Он кивнул и стал смотреть, как она уходит в свой отдельный кабинет, в другую часть здания. Ребус не мог сообразить, за каким столом работал. Он оглядел помещение: в отделе все изменилось, мебель то ли переставили, то ли сдвинули. Рядом зазвонил телефон. И хотя неподалеку находились полицейские и телефонисты, он, пытаясь вновь войти в курс расследования, быстро взял трубку. Он молился при этом, как бы самому не стать объектом расследования. Молился, позабыв, что такое молитва.
— Отдел происшествий, — сказал он. — Сержант сыскной полиции Ребус у телефона.
— Ребус? Какая интересная фамилия! — Голос был старческий, но звучный. Звонивший явно был человеком образованным. — Ребус, — повторил он так, словно записывал фамилию на клочке бумаги.
Ребус принялся разглядывать телефонный аппарат.
— А ваше имя, сэр?
— Меня зовут Майкл Айзер. Я профессор английской литературы Эдинбургского университета.
— Вот как, сэр? — Ребус схватил карандаш и записал фамилию. — Чем могу помочь, сэр?

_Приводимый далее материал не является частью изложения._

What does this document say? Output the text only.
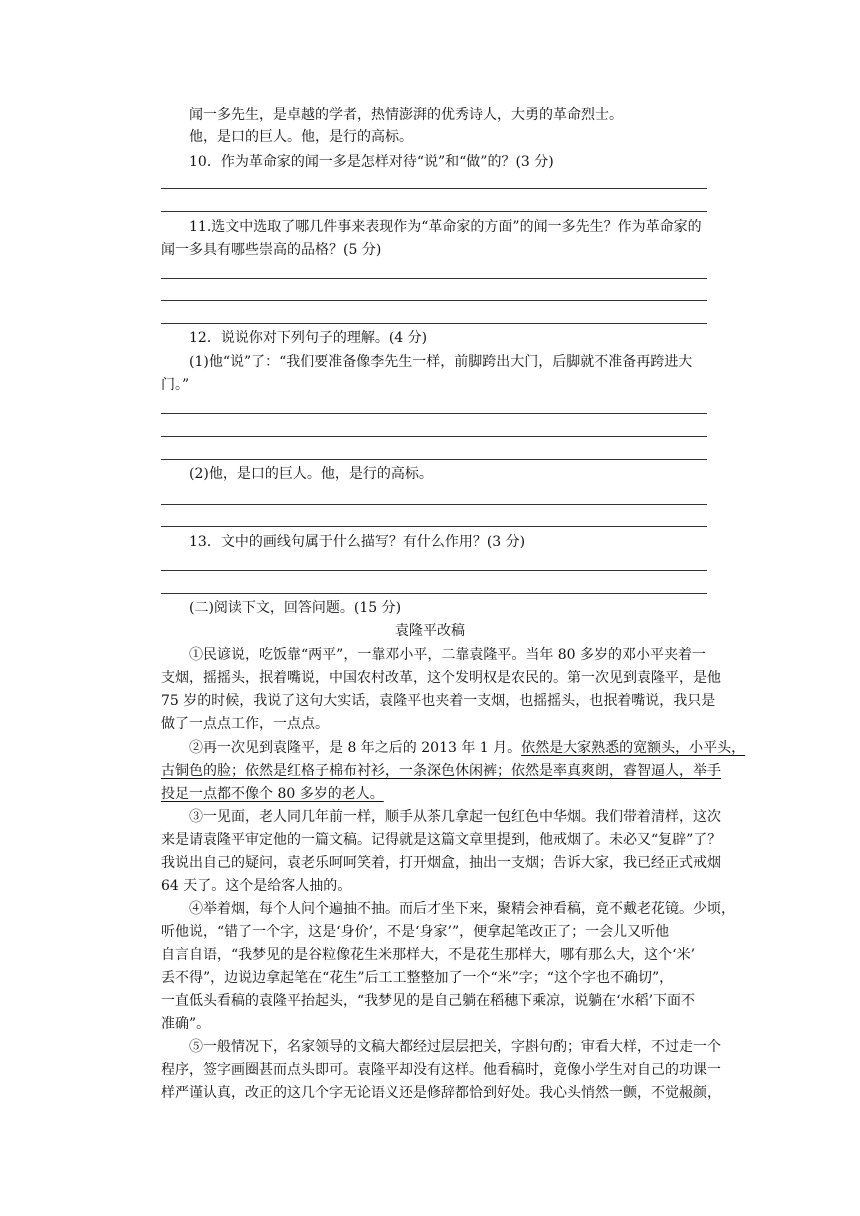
闻一多先生，是卓越的学者，热情澎湃的优秀诗人，大勇的革命烈士。
他，是口的巨人。他，是行的高标。
10．作为革命家的闻一多是怎样对待“说”和“做”的？(3 分)
11.选文中选取了哪几件事来表现作为“革命家的方面”的闻一多先生？作为革命家的
闻一多具有哪些崇高的品格？(5 分)
12．说说你对下列句子的理解。(4 分)
(1)他“说”了：“我们要准备像李先生一样，前脚跨出大门，后脚就不准备再跨进大
门。”
(2)他，是口的巨人。他，是行的高标。
13．文中的画线句属于什么描写？有什么作用？(3 分)
(二)阅读下文，回答问题。(15 分)
袁隆平改稿
①民谚说，吃饭靠“两平”，一靠邓小平，二靠袁隆平。当年 80 多岁的邓小平夹着一
支烟，摇摇头，抿着嘴说，中国农村改革，这个发明权是农民的。第一次见到袁隆平，是他
75 岁的时候，我说了这句大实话，袁隆平也夹着一支烟，也摇摇头，也抿着嘴说，我只是
做了一点点工作，一点点。
②再一次见到袁隆平，是 8 年之后的 2013 年 1 月。依然是大家熟悉的宽额头，小平头，
古铜色的脸；依然是红格子棉布衬衫，一条深色休闲裤；依然是率真爽朗，睿智逼人，举手
投足一点都不像个 80 多岁的老人。
③一见面，老人同几年前一样，顺手从茶几拿起一包红色中华烟。我们带着清样，这次
来是请袁隆平审定他的一篇文稿。记得就是这篇文章里提到，他戒烟了。未必又“复辟”了？
我说出自己的疑问，袁老乐呵呵笑着，打开烟盒，抽出一支烟；告诉大家，我已经正式戒烟
64 天了。这个是给客人抽的。
④举着烟，每个人问个遍抽不抽。而后才坐下来，聚精会神看稿，竟不戴老花镜。少顷，
听他说，“错了一个字，这是‘身价’，不是‘身家’”，便拿起笔改正了；一会儿又听他
自言自语，“我梦见的是谷粒像花生米那样大，不是花生那样大，哪有那么大，这个‘米’
丢不得”，边说边拿起笔在“花生”后工工整整加了一个“米”字；“这个字也不确切”，
一直低头看稿的袁隆平抬起头，“我梦见的是自己躺在稻穗下乘凉，说躺在‘水稻’下面不
准确”。
⑤一般情况下，名家领导的文稿大都经过层层把关，字斟句酌；审看大样，不过走一个
程序，签字画圈甚而点头即可。袁隆平却没有这样。他看稿时，竟像小学生对自己的功课一
样严谨认真，改正的这几个字无论语义还是修辞都恰到好处。我心头悄然一颤，不觉赧颜，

— Нет, мистер Ребус, речь идет скорее о том, чем я, кажется, могу помочь вам, хотя не исключено, что я ошибаюсь. — Ребус был почти уверен, что его не разыгрывают, и отлично представлял себе звонившего: жесткие курчавые волосы, галстук-бабочка, мятый твидовый костюм, во время разговора размахивает руками. — Я, видите ли, интересуюсь словесными и буквенными играми — палиндромами, анаграммами и прочим. По правде говоря, я даже пишу книгу на эту тему. Книга называется «Прямые ответы экзегетам [1] текстов». Заметили, в чем здесь штука? Это же акростих. Первые буквы названия образуют новое слово, слово «поэт». Это старинная забава, она существует столько же, сколько сама литература. В своей книге я, однако, сосредоточиваюсь на словесных играх в произведениях современных авторов, таких как Набоков или Берджес. Разумеется, подобные игры — лишь небольшая часть целого ряда ухищрений, к которым писатель прибегает, чтобы развлекать, поучать или убеждать своих читателей.